In one of the book's most impressive passages, Lasdun admits to a sense of paranoia that had set in at the height of Nasreen's verbal attacks, whereby her constant and baseless accusations found an echo in his own feelings of fraudulence and creeping self-doubts. Any writer who has ever despaired of their craft will recognize the sentiment. Likewise, the footprint she impressed on his online self-consciousness forces on him a certain kind of culpability. “This cyber-narcissism, not a vice I'd been prone to before, was another gift from Nasreen: I became – it sounds like a malady from some Victorian hygiene pamphlet – a compulsive self-Googler.”
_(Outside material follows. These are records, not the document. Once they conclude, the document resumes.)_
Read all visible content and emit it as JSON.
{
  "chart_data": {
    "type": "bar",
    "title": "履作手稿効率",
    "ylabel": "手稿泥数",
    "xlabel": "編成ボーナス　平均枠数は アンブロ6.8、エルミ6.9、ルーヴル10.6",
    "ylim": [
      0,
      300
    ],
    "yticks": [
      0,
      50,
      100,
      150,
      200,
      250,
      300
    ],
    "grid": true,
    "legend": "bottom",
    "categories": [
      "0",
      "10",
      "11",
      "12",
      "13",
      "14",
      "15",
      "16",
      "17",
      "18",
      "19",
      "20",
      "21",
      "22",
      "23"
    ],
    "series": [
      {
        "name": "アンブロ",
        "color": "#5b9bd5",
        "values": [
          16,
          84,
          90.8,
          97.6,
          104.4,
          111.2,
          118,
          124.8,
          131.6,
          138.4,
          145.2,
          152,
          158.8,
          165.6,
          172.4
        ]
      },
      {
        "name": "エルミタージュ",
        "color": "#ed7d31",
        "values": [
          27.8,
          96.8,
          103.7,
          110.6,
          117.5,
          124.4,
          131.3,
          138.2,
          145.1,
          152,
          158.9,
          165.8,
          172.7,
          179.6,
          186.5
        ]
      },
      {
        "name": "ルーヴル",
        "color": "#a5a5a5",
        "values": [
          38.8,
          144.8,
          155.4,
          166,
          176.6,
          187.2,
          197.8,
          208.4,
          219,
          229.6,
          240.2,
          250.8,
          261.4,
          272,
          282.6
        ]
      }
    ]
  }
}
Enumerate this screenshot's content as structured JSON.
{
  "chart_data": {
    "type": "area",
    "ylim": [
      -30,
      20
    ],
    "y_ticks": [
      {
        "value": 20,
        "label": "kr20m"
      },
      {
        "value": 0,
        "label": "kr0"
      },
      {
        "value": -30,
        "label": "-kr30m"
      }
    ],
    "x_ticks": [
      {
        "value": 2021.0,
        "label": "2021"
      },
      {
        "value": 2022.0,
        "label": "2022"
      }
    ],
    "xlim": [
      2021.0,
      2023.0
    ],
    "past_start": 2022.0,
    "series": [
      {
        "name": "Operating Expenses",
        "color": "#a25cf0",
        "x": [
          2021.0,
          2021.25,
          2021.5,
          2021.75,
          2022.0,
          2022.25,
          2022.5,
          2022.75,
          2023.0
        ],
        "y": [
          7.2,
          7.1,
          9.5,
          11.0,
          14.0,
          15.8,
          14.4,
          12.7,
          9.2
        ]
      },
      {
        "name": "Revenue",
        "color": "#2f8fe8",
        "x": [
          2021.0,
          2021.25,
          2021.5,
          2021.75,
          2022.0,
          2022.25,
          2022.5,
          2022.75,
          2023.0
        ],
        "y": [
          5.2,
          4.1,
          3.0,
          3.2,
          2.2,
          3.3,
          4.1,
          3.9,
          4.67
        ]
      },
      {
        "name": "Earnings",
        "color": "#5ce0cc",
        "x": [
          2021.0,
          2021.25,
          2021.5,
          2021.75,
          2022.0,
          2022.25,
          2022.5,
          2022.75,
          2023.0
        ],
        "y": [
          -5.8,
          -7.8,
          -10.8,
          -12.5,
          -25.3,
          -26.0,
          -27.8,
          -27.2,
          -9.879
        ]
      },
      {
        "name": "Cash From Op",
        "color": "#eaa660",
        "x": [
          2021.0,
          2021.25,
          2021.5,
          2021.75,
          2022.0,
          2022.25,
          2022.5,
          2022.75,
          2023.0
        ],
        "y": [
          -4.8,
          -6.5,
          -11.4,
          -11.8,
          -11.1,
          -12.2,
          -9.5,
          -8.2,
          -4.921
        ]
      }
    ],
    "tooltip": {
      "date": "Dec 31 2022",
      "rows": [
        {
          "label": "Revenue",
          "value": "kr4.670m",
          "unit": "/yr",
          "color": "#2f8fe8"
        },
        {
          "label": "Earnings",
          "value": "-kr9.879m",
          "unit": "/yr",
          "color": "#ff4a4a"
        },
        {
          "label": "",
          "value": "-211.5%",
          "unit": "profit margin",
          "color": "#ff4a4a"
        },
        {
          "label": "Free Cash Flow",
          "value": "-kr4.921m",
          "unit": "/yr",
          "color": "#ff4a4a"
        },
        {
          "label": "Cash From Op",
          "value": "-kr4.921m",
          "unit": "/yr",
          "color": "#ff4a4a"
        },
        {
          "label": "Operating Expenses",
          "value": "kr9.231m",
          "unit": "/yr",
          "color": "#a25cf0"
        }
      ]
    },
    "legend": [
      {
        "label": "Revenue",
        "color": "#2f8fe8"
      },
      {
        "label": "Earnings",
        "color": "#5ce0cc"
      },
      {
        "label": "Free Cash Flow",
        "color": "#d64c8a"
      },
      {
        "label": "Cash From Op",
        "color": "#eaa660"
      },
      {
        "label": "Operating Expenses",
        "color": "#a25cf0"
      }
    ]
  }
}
Lasdun then uses his digital affliction to remark on the changing definition of reputation in the modern age. A person's “name,” he rightly says, was a crucial part of his or her survival in the past – a time when gossip would often trump reason or fact. That changed with the introduction of such technological innovations as trains or phones, which made it easier for people to form direct interactions with each other. These days, with the ever-growing influence of the Internet, we're paradoxically inching closer back to pre-modernity – a “zone in which our public identities, our outer selves, once again began to assume their definitive form.” Within this strange zone, the effects of Nasreen's stalking still persist. One can find them in the paranoid opening line of Lasdun's personal website (which describes the site as “the only reliably accurate source of information about his work”), as well as in the online remnants of her slanderous reviews of his books.

In short, Lasdun offers us a rare glimpse into the nature of modern obsession. In the process, an adage he attributes to George Eliot turns out to be eerily prophetic: “The last thing we learn in life is our effect on other people.” Today, with the onslaught of online opinions, it may just be the first thing we learn.

Ruth Margalit, who reviews books frequently for Haaretz English Edition, is on the editorial staff of The New Yorker.